Elton loved to cook as a kid and learned mostly from observing her parents and grandparents but says her research has shown fewer adults now cook from scratch.
"This sort of knowledge chain has been broken and most of us buy prepared foods a good portion of the time or we'll open a jar of pasta sauce rather than making pasta sauce from scratch. And why is that happening? Well, there's a whole host of reasons. Two parents working out of the house. That's part of the reason. It's a lot harder to cook from scratch, not impossible but harder.
"And secondly we've been advertised that for decades now. We've been told that cooking is too hard, it's too much work, don't bother with it. We can do the cooking for you and you can buy our prepared foods. I think that's really the crux of the issue."
But that doesn't stop people from seizing the opportunity to learn and make sure kids can cook in the future, she adds.
In "Starting from Scratch," she includes a section called "Fast Food, Homestyle!" in which she challenges readers to see how quickly they can make a healthy homemade dinner and whether they can beat the time it takes for food to be ordered and delivered. Then calculate how much money has been saved.
Elton also added a section on shopping. As soon as kids are able, they can learn to read labels and understand supermarket pricing. Many retailers give the cost of items per 100 grams.

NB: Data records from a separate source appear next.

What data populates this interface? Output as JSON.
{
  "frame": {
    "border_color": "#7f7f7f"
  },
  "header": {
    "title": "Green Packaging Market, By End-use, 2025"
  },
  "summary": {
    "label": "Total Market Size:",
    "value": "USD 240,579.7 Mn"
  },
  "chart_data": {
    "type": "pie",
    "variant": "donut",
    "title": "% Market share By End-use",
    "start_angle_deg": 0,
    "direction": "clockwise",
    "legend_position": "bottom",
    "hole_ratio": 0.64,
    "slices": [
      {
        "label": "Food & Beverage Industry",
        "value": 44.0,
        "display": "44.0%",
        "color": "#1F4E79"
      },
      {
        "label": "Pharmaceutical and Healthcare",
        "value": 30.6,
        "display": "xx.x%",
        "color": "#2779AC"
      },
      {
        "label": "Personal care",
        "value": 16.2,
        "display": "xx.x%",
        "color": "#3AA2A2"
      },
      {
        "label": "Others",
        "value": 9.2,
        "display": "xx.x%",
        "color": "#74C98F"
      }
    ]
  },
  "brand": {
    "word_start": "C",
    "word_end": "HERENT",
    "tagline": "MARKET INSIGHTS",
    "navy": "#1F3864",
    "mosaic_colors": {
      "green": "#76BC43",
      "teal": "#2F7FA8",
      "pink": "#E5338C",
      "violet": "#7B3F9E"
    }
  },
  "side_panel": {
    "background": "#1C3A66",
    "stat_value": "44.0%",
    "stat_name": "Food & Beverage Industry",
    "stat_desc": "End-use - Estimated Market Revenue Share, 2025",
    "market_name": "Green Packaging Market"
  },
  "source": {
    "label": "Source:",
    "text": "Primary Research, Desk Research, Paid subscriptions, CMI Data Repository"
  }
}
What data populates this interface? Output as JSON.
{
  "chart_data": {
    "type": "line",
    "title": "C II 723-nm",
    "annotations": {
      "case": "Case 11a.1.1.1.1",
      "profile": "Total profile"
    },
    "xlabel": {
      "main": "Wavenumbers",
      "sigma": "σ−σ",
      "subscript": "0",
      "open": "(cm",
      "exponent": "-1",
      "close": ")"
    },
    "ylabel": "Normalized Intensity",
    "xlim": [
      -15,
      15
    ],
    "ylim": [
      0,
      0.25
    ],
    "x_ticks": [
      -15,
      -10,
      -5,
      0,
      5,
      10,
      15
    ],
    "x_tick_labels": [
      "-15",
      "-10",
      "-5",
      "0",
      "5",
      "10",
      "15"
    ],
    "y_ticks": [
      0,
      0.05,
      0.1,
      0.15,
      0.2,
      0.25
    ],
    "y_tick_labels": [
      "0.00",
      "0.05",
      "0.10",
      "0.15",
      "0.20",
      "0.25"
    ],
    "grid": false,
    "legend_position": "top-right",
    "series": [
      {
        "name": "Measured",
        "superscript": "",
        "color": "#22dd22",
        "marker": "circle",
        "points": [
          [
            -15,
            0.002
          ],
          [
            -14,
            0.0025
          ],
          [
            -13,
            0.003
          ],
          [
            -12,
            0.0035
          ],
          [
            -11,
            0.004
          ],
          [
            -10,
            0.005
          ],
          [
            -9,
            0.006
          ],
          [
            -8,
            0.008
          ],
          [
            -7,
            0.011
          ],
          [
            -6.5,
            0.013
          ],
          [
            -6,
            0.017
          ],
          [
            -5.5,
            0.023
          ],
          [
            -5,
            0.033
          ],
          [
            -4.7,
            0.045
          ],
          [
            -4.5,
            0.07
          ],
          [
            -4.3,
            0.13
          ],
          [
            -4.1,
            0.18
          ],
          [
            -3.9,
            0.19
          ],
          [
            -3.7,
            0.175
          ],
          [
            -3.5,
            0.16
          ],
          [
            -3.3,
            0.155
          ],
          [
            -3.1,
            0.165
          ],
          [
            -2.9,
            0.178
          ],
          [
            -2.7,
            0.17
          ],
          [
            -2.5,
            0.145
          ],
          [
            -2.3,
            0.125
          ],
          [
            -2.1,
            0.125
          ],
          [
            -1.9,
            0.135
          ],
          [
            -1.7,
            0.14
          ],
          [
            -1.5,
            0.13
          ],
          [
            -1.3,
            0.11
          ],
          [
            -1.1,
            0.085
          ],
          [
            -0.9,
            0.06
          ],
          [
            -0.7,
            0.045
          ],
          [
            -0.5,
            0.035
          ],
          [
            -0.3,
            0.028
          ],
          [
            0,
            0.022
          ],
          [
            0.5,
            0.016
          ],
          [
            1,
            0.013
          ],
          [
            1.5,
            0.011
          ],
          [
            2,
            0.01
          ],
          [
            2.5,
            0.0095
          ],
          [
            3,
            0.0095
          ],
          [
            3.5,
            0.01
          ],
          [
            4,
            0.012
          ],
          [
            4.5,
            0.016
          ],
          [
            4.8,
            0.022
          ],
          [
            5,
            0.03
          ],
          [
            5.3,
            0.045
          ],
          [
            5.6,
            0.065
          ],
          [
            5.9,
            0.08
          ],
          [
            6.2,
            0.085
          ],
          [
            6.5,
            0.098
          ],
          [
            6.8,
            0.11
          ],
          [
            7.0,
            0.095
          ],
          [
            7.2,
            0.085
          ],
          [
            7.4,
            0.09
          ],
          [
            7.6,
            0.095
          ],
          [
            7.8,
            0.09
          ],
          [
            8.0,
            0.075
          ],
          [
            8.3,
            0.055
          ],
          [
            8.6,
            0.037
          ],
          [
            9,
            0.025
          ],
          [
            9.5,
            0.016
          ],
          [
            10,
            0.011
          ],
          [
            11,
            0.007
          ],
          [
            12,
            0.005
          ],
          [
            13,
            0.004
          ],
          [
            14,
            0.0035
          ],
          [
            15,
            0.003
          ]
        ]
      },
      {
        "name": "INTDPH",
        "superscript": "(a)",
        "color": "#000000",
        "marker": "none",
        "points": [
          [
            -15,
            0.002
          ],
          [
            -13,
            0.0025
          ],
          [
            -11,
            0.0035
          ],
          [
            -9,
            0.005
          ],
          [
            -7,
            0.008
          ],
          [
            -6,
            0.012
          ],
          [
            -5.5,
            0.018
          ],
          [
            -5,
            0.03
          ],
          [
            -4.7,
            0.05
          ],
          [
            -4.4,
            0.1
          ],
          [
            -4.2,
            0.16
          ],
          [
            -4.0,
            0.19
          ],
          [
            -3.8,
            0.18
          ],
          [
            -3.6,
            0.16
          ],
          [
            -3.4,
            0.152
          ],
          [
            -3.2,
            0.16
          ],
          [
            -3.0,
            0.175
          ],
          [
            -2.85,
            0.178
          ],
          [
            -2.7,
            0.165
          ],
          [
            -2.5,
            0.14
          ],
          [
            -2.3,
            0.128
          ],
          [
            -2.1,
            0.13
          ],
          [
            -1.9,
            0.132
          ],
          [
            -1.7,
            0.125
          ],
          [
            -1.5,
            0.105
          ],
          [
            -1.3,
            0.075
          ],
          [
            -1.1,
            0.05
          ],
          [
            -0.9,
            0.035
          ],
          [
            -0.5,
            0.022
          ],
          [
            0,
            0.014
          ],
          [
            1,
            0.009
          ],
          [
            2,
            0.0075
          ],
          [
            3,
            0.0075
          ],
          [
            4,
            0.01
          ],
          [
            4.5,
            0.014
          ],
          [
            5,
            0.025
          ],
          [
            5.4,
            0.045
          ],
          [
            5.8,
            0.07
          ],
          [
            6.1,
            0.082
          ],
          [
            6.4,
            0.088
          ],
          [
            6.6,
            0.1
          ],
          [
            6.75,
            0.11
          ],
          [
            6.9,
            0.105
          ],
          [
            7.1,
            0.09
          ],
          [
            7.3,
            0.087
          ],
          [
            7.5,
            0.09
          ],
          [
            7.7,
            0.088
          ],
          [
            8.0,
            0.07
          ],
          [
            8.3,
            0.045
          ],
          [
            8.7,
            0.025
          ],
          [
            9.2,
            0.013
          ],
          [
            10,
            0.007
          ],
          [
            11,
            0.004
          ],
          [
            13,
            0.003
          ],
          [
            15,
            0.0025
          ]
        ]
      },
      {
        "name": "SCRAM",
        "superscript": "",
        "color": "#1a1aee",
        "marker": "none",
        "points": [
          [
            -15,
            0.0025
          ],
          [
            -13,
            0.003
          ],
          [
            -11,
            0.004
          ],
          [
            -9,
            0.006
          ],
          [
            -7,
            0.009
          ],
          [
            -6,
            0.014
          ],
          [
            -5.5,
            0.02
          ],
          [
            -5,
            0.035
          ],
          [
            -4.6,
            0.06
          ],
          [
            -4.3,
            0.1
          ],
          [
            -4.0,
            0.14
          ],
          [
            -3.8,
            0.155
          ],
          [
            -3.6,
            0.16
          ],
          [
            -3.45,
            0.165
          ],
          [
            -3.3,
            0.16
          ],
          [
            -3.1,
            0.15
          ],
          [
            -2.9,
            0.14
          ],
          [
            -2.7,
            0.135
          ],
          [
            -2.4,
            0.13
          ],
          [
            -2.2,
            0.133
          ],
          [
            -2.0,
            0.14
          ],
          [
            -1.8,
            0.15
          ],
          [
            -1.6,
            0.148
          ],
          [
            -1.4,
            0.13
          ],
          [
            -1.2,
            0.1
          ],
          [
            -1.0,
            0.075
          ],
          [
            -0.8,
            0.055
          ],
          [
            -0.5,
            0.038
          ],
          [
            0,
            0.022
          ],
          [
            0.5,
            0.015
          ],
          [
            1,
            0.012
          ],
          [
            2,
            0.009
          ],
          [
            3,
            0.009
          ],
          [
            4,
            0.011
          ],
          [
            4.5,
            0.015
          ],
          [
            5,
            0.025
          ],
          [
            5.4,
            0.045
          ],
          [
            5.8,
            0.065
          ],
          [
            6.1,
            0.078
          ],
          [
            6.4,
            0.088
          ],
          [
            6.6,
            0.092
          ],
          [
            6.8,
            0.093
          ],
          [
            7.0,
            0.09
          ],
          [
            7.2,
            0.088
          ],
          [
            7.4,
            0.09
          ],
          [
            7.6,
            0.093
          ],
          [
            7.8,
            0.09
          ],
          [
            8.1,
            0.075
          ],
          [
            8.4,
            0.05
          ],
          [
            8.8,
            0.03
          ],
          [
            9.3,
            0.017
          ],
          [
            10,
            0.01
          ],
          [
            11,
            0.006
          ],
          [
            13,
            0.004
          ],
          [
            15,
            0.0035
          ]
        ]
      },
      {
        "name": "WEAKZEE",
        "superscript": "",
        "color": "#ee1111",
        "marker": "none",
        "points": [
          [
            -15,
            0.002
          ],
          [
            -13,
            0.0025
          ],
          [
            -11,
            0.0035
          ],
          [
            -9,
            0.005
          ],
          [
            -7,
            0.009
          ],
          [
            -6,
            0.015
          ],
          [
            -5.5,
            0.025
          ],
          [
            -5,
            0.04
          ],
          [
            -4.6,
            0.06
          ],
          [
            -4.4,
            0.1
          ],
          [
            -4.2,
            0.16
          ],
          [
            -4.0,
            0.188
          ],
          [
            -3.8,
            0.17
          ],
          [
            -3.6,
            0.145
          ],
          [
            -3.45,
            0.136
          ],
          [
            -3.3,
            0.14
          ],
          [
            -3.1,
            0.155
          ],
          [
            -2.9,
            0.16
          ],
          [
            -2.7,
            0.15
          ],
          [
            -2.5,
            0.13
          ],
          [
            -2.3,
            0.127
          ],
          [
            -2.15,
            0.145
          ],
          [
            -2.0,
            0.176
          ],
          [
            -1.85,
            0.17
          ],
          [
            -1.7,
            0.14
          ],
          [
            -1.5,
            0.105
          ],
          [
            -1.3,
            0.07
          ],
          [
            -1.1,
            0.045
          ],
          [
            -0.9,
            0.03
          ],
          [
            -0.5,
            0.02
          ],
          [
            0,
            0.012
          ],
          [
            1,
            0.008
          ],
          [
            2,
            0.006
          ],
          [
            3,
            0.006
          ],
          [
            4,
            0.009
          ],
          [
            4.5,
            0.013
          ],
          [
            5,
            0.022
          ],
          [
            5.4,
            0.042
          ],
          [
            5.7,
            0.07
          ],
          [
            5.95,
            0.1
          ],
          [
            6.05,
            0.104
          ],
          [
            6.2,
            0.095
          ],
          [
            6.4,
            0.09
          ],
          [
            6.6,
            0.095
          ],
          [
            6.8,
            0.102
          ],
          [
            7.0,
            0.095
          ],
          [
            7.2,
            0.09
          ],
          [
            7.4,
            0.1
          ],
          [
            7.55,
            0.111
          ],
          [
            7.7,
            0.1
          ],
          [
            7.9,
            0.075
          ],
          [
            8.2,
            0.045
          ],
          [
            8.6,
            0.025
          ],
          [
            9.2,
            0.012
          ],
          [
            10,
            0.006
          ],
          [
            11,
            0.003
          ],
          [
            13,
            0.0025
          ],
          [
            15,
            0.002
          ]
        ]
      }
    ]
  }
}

You might think it's cheaper to buy a big jar, "but if you look at that little ticket sometimes it's shockingly cheaper to buy the smaller jar and then you think, 'Will I ever use that big jar before it goes bad?' We can get suckered into buying too much when we won't ever actually use a kilo of mayonnaise."
She acknowledges there are times it's OK to buy in bulk. Elton purchases huge bags of oats because she makes granola. But she opts for small jars of mustard, ketchup or mayonnaise, which suits the needs of her family.
"I always try to tell my kids and all my family members that you don't need to fill up your grocery cart with lots of food. In fact, if you know how to cook you can make what you have stretch really far."